Prof. Zhongming Zhao (Fellow of ACMI, AMIA and AIMBE)
The University of Texas Health Science Center at Houston, USA
Dr. Zhongming Zhao is the director of the Center for Precision Health, the University of Texas Health Science Center at Houston (UTHealth). Before he joined UTHealth in 2016, he was Ingram Endowed Professor of Cancer Research, Professor in the Departments of Biomedical Informatics, Psychiatry, and Cancer Biology at Vanderbilt University Medical Center, and Chief Bioinformatics Officer of the Vanderbilt-Ingram Cancer Center (VICC). Dr. Zhao has broad interests in bioinformatics, genomics, and computational biology, and he has co-authored over 450 total publications in these areas (H-index = 76). Dr. Zhao is an elected fellow of the American College of Medical Informatics (ACMI), the American Medical Informatics Association (FAMIA), the American Institute for Medical and Biological Engineering (AIMBE).
Speech Title: "Mining Multi-omics Data for Accurate Drug Response Prediction"
Abstract: There have been massive amounts of multi-omics data for drug response ranging from cell lines, human and animal studies, and clinical trials. Drug response differs substantially in cancer patients due to inter- and intra-tumor heterogeneity. Transcriptome context, especially in tumor microenvironment, has been shown playing a significant role in shaping the actual treatment outcome. In this talk, I will first review several approaches to identification of cancer driver and actional mutations. Then, I will introduce a recently developed deep variational autoencoder model followed by Elastic Net strategy (VAEN) for accurate drug response prediction. VAEN compress thousands of genes into latent vectors in a low-dimensional space. We demonstrate that these encoded vectors could accurately impute cancer drug response, outperform standard signature-gene based approaches, and appropriately control the overfitting problem. Using the well-trained models, we imputed drug response of The Cancer Genome Atlas (TCGA) data and investigate the features and signatures associated with the imputed drug response.
Prof. Xiyin Wang
North China University of Science and Technology, China
Xiyin Wang received the PhD in Bioinformatics, Beijing University, 2005. He is Professor and Dean at the School of Life Science (2010-2019) and School of Science (2019) in the North China University of Science and Technology, China. His major achievements are in Chromosome evolution and reduction theory, the origin of B chromosomes, plant genome structure and evolution, plant polyploidy, and proposition of gold standard to decipher complex plant genomes. Developing bioinformatics software WGDI, ColinearScan, and MCScan, and databases PGDD, GGDB, etc. He was elected as the top scientists in Biology and biochemistry.

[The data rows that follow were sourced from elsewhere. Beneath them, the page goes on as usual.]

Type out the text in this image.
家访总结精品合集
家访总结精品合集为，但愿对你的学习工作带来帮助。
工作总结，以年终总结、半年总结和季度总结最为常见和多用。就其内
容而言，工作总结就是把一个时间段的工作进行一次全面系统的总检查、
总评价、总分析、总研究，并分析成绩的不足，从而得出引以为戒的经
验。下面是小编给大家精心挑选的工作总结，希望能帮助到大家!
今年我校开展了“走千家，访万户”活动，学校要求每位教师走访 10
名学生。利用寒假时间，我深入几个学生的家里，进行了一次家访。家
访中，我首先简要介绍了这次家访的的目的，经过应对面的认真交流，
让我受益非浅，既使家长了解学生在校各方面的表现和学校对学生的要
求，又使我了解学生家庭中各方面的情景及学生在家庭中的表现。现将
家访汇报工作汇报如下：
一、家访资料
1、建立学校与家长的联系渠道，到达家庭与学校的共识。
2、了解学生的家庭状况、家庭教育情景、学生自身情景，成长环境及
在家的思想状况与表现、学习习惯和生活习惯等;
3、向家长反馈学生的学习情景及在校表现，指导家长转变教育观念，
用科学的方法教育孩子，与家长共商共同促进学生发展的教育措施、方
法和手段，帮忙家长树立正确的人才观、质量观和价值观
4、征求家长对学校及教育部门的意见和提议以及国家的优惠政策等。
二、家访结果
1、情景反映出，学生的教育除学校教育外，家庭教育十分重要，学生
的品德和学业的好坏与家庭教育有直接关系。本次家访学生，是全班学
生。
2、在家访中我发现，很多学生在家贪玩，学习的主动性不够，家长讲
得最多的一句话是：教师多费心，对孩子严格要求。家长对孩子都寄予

Speech Title: "Plant Chromosome History Reconstruction"
Abstract: Based on the genomics model of plant chromosome evolution and bioinformatics methods and software mainly previously proposed by the author and colleagues, we are conducting in-depth analysis of the sequenced plant genome sequence, and plan to reconstruct the main ancestor nodes in the process of plant evolution. The so-called telomere-central model described chromosome arrangements, which occur in mainly three ways, nested-chromosome fusion, end-end joining of chromosomes, and arm exchange between chromosomes. Chromosome number reduction is indispensably accompanied by the production of B chromosomes, consisting two telomeres from one or two chromosomes. For nested chromosome fusion, one ancestral chromosome initially forms a circular one by crossing-over near its two telomeres, and a resolution of the Holiday structure results in a telomere-free or free-end chromosome and a B chromosome; then the free-end chromosome is nested into another chromosome, and the B chromosome will be lost.